To summarise all of this, the process of meeting the requirements of the Machinery Directive, and hence being able to apply CE marking, now places even greater emphasis on performing and documenting risk assessments, as these are the only way to prove that the correct procedures have been followed. As it is easier to design safety in than to engineer hazards out, this process must start at the product design phase.

Risk assessments are not only required by the Machinery Directive, they are also an essential ingredient in meeting the PUWER requirements. This means that the questions that arise in the production of documentation for the Machinery directive are further amplified by those presented by PUWER. While carrying out one risk assessment is not a particularly onerous task, carrying out dozens, possibly involving more than one department or division of a company, presents rather more of a challenge.

One task is to successfully introduce the adoption of a company-wide standardised approach to risk assessment. Another is ensuring that nothing is missed when carrying out the risk assessments. Finally, ways must also be found to present the documentation in a convenient format, archive it securely so that it cannot be lost or damaged, and ensure that it can be retrieved easily as needed.

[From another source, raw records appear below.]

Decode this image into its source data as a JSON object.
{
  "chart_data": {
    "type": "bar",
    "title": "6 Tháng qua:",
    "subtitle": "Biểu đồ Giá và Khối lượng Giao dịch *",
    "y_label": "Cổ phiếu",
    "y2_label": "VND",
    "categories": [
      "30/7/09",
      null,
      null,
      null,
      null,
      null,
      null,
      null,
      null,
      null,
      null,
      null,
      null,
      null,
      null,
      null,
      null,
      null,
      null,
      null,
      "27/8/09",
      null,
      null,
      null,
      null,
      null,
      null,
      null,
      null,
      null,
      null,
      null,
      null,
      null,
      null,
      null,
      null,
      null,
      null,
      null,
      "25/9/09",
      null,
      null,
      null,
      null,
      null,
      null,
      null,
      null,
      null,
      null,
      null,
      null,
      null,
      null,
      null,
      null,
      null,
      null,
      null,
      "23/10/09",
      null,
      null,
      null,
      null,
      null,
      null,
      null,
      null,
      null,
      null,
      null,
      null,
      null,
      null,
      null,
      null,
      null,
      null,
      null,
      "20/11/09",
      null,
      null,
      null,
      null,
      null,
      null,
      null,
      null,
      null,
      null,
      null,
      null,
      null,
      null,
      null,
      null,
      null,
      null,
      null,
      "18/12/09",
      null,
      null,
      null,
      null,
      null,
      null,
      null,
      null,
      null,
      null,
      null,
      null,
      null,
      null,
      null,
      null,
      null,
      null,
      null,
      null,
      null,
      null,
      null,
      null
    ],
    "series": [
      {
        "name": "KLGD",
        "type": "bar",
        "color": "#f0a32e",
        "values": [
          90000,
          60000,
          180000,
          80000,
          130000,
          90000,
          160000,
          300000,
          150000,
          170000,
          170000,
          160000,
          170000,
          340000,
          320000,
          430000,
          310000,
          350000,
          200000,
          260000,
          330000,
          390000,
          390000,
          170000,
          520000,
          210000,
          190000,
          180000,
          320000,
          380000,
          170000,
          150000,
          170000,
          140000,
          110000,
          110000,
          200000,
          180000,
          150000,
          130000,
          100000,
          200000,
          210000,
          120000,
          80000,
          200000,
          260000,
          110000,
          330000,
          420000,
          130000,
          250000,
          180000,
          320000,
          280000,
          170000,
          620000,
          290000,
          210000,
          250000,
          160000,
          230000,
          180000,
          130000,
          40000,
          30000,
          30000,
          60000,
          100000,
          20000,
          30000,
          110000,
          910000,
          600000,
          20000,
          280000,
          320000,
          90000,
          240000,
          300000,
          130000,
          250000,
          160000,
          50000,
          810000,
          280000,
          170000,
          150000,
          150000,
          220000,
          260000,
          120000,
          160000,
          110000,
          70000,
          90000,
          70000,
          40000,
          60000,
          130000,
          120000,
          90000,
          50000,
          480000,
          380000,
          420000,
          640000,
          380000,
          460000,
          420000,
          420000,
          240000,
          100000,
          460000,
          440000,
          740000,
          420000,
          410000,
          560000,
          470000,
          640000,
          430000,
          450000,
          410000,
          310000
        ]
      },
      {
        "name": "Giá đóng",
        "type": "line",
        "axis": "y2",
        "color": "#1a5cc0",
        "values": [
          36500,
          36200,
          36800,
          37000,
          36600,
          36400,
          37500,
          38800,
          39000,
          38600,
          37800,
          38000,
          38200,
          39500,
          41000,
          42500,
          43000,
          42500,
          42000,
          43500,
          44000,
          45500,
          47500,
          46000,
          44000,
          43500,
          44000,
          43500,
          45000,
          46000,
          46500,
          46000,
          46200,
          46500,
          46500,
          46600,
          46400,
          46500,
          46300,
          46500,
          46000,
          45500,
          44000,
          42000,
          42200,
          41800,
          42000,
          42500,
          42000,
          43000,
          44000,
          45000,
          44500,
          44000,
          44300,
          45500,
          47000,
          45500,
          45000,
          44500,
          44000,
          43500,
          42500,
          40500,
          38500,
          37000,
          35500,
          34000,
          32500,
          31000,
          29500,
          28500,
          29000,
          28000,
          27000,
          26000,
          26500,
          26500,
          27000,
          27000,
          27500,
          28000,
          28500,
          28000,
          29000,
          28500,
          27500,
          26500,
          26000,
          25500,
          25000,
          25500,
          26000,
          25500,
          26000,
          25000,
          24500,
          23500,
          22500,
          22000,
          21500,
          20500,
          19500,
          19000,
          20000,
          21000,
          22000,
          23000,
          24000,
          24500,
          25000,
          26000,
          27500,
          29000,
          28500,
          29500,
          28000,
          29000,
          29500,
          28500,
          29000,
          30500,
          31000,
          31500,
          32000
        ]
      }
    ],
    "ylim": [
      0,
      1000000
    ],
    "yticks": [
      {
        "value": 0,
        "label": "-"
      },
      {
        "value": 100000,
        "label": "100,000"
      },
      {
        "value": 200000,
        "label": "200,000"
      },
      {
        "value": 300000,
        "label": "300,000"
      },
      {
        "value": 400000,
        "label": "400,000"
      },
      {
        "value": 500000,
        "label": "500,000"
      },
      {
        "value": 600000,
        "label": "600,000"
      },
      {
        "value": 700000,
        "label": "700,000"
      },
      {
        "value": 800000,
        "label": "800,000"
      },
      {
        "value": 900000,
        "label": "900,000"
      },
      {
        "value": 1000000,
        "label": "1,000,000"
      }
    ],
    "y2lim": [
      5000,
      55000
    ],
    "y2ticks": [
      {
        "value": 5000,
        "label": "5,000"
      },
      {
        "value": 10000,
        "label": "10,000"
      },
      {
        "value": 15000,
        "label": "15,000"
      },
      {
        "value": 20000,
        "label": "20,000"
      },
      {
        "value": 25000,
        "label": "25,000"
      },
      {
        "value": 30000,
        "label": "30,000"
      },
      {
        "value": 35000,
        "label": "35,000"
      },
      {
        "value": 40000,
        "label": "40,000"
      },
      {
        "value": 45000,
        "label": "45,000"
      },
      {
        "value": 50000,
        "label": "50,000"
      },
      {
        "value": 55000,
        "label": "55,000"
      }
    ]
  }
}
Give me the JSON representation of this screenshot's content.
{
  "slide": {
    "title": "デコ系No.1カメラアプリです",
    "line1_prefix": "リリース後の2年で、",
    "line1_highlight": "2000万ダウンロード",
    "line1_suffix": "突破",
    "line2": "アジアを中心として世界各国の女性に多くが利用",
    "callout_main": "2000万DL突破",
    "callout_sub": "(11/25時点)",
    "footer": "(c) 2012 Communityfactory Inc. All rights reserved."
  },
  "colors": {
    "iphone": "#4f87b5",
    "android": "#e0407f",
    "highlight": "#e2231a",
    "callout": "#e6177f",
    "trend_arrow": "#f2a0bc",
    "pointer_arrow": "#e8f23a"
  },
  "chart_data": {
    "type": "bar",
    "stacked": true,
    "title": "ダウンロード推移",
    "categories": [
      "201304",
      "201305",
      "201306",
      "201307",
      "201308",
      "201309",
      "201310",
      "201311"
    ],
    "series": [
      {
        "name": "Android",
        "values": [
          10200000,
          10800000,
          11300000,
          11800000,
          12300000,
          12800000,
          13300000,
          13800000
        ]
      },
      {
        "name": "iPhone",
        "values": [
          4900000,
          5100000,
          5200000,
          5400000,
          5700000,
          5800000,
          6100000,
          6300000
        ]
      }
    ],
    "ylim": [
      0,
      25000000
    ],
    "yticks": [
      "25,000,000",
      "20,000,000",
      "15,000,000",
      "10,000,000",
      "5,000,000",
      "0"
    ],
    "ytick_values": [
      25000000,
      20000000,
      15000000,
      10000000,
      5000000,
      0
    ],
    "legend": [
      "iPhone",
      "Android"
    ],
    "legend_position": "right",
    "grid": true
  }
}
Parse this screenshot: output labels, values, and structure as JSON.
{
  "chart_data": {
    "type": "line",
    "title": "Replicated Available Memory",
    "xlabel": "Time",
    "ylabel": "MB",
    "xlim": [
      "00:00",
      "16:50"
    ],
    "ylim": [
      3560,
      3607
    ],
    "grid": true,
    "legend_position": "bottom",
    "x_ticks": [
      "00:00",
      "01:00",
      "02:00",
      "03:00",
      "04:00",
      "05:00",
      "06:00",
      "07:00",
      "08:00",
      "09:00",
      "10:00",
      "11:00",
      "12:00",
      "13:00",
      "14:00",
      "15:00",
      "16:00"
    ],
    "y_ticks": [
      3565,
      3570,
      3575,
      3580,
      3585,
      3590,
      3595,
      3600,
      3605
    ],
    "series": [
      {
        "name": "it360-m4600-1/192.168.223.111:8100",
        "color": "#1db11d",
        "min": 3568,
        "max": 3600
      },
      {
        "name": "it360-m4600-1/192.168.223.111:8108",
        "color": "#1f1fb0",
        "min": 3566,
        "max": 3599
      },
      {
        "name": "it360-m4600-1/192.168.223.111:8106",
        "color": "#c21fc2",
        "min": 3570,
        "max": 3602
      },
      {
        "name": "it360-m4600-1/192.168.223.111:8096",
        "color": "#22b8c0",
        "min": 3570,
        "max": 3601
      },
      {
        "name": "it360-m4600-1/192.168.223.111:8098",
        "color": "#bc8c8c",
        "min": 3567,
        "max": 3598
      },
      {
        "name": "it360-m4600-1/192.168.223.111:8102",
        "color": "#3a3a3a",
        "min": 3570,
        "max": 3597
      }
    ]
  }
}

Removing the risk assessment headache
There are software solutions that have been specifically designed for machinery compliance risk management and take much of this headache away. Whatever software is chosen, it is essential that it is the latest version that reflects current legislation. It should also allow users to decide whether they work to ISO EN 13849-1 or EN 62061 for safety-related parts of the control system. As a minimum, the software should also cover the requirements of CE marking and PUWER 98.

The best packages will guide users through the steps necessary for compliance using a simple question-and-answer approach that ensures everything is properly completed and nothing is missed. It will then generate detailed reports in a uniform format, making it easy to fully document risk assessment processes and, in the case of CE marking, produce the essential technical files. If non-compliances are found, the software will create a 'to do' list that ranks items in order of risk. It will also make provision for storing reports electronically, so that back-up copies can be made.

However, machine safety is a complex area and even the best software cannot entirely eliminate the need for the advice and support from a human expert. It is therefore important to take this into account when choosing a software supplier, one that can demonstrate that it has the experience and expertise needed to provide this vital back-up. Make the right choice, however, and your technical files should never again be disorderly piles.